Derrière une nouvelle signature internationale, LyonAirports, pour chapeauter les entités Lyon-Saint Exupéry et Lyon Bron, et les bons résultats de 2008 (8millions de passagers en hausse de 8%), l'aéroport lyonnais oriente sa stratégie vers trois axes forts: le développement de son trafic, le positionnement comme plate-forme multimodale et la capitalisation sur son potentiel immobilier. «Le trafic aérien mondial devrait passer de 4,8Md de passagers en 2007 à 11,2Md en 2027, détaille Yves Guyon, président du directoire de la SA Aéroports de Lyon. L'Asie, dont le trafic devrait être multiplié par trois ou quatre dans les années à venir, tout comme les pays du Golf, avec Dubaï par exemple, sont les destinations du futur pour Lyon-Saint Exupéry. Lyonairports travaille ainsi à faire venir de nouvelles compagnies pour drainer un potentiel de 10millions de passagers à 1h30 autour de l'aéroport et à poursuivre ses connexions avec les grands hubs internationaux.»

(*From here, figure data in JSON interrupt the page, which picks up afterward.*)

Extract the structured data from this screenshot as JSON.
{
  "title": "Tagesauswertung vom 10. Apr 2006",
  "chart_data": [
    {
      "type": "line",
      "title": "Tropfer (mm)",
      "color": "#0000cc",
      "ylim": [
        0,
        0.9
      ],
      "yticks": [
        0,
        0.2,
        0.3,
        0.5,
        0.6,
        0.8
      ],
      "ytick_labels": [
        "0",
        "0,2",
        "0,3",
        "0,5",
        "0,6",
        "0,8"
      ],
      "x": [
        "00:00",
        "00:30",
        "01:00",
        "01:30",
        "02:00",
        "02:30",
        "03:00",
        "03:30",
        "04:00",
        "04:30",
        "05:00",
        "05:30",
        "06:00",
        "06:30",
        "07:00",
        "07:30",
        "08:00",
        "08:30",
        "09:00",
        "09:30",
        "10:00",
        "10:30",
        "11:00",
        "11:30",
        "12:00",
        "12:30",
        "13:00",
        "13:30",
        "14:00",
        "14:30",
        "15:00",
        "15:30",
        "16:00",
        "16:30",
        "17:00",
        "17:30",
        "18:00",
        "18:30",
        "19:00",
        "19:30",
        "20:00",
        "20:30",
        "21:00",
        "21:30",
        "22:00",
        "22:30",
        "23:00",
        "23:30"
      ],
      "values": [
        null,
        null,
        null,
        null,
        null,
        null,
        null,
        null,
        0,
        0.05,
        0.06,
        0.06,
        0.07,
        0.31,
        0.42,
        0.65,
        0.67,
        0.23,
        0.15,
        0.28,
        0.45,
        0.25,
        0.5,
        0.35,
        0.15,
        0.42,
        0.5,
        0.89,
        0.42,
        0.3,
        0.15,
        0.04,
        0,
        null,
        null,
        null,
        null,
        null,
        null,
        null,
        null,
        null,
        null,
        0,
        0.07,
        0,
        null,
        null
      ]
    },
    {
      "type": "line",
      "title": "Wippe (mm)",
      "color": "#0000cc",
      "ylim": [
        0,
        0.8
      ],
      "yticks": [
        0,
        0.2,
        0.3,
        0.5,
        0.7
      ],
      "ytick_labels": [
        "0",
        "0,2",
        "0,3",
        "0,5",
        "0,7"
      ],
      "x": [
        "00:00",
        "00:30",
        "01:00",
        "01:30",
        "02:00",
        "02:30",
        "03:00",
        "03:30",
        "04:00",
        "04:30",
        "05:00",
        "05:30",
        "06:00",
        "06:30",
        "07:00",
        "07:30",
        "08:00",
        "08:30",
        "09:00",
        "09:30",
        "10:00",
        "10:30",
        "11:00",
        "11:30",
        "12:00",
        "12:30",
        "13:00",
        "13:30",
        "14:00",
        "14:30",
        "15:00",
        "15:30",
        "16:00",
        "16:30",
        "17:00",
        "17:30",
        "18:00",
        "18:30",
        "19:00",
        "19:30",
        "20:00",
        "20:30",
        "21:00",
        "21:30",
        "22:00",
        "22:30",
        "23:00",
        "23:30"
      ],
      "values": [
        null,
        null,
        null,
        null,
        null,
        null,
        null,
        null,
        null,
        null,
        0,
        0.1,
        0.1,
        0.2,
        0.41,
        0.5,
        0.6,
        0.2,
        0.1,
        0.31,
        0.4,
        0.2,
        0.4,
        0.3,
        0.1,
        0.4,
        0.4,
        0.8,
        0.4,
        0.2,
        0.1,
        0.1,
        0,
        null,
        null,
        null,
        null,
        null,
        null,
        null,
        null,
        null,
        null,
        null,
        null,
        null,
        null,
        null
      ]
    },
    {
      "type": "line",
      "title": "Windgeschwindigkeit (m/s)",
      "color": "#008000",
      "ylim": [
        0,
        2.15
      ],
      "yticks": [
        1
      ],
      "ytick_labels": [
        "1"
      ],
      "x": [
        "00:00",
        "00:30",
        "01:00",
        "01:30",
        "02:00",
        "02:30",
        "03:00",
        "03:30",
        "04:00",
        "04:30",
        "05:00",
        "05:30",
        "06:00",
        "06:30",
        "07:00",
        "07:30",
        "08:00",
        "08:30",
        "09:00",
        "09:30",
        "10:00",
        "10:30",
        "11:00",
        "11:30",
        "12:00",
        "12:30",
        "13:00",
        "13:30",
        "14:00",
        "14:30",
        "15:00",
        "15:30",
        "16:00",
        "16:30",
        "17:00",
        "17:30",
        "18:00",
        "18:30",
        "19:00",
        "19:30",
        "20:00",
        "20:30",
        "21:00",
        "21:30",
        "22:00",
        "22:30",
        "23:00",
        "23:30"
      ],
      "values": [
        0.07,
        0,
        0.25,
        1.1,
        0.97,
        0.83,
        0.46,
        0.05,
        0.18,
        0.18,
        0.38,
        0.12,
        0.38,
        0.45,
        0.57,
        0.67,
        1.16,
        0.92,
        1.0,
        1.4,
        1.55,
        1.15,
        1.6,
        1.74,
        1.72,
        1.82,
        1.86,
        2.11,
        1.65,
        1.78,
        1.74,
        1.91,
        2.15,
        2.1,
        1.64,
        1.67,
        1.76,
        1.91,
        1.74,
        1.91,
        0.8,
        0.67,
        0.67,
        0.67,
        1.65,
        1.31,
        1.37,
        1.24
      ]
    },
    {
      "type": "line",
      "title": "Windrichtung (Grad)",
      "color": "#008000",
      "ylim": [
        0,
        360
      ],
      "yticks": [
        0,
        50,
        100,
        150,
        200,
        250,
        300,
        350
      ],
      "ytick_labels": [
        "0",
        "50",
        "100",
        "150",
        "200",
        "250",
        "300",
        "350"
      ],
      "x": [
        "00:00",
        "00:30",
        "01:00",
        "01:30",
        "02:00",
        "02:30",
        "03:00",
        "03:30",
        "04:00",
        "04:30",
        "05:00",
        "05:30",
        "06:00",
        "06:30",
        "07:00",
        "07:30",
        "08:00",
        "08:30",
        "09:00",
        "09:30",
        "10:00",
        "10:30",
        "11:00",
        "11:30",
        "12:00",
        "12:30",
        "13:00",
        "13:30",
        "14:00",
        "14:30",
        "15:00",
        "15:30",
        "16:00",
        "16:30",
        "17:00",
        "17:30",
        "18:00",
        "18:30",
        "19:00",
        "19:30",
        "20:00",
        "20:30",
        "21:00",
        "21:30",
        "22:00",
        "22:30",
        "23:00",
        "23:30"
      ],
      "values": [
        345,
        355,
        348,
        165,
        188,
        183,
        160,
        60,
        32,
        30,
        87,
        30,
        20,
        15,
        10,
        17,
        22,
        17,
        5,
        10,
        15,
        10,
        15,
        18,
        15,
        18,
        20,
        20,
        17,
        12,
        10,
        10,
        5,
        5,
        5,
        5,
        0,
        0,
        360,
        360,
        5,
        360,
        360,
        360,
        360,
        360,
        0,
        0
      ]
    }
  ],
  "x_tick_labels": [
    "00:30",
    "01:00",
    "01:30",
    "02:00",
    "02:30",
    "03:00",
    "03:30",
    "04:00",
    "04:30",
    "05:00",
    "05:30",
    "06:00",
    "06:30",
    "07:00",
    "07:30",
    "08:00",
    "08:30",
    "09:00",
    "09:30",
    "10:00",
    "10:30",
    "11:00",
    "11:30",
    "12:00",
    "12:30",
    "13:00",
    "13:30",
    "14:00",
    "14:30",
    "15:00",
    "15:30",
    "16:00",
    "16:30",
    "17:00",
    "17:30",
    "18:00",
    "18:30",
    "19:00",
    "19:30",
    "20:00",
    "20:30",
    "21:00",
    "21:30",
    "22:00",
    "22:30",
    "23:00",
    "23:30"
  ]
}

Concernant le développement multimodal, la première illustration sera le tramway express Leslys, ramenant l'aéroport Lyon-Saint Exupéry à 30 minutes de Lyon dès 2010. Le projet Carex vise à relier les plates-formes aéroportuaires pour assurer le trafic fret par ligne à grande vitesse à partir de 2012. Le contournement ferroviaire de l'agglomération lyonnaise est prévu pour 2017, le projet Lyon-Turin englobant la ligne grande vitesse Lyon-Chambéry pour 2020 et enfin, à plus long terme, d'ici à 2025, Lyonairports se positionne sur le projet Rhin-Rhône reliant par liaisons à grande vitesse les grandes capitales européennes.
Et pour compléter l'attractivité des aéroports de Lyon, le site mise sur son potentiel immobilier pour accroître la part de ses revenus extra-aéronautiques. «L'activité des 45.000m² de locaux et des 210.000m² de terrains louables occupés à 93% ont représenté 10M€ de chiffre d'affaires en 2007, précise Yves Guyon, soit 11% de nos recettes. L'objectif à 2012 est que 50% de nos revenus proviennent des activités extra-aéronautiques. L'immobilier est un levier fondamental.» Les activités devraient se développer au sud de la plate-forme. Un "triangle sud" de près de 80.000m² accueillera des entreprises tournées vers l'international. «Une dizaine de dossiers est à l'étude», assure-t-il. Les investissements se poursuivent donc, «dans l'intérêt du développement de l'aéroport à long terme et dans celui de l'économie locale», insiste Guy Mathiolon, président du conseil de surveillance de la SA Aéroports de Lyon. Jusqu'à 2012, 210M€ sont prévus pour, entre autres, une nouvelle aire de parking de douze avions moyens porteurs pour le hub d'Air France ou encore un satellite d'embarquement pour faire face à la saturation de l'aérogare low cost.
www.lyonairports.com
Après une bonne année 2008, l'aéroport de Lyon aborde 2009 sous une nouvelle identité de communication. Lyonairports soutiendra les ambitions de développement du site.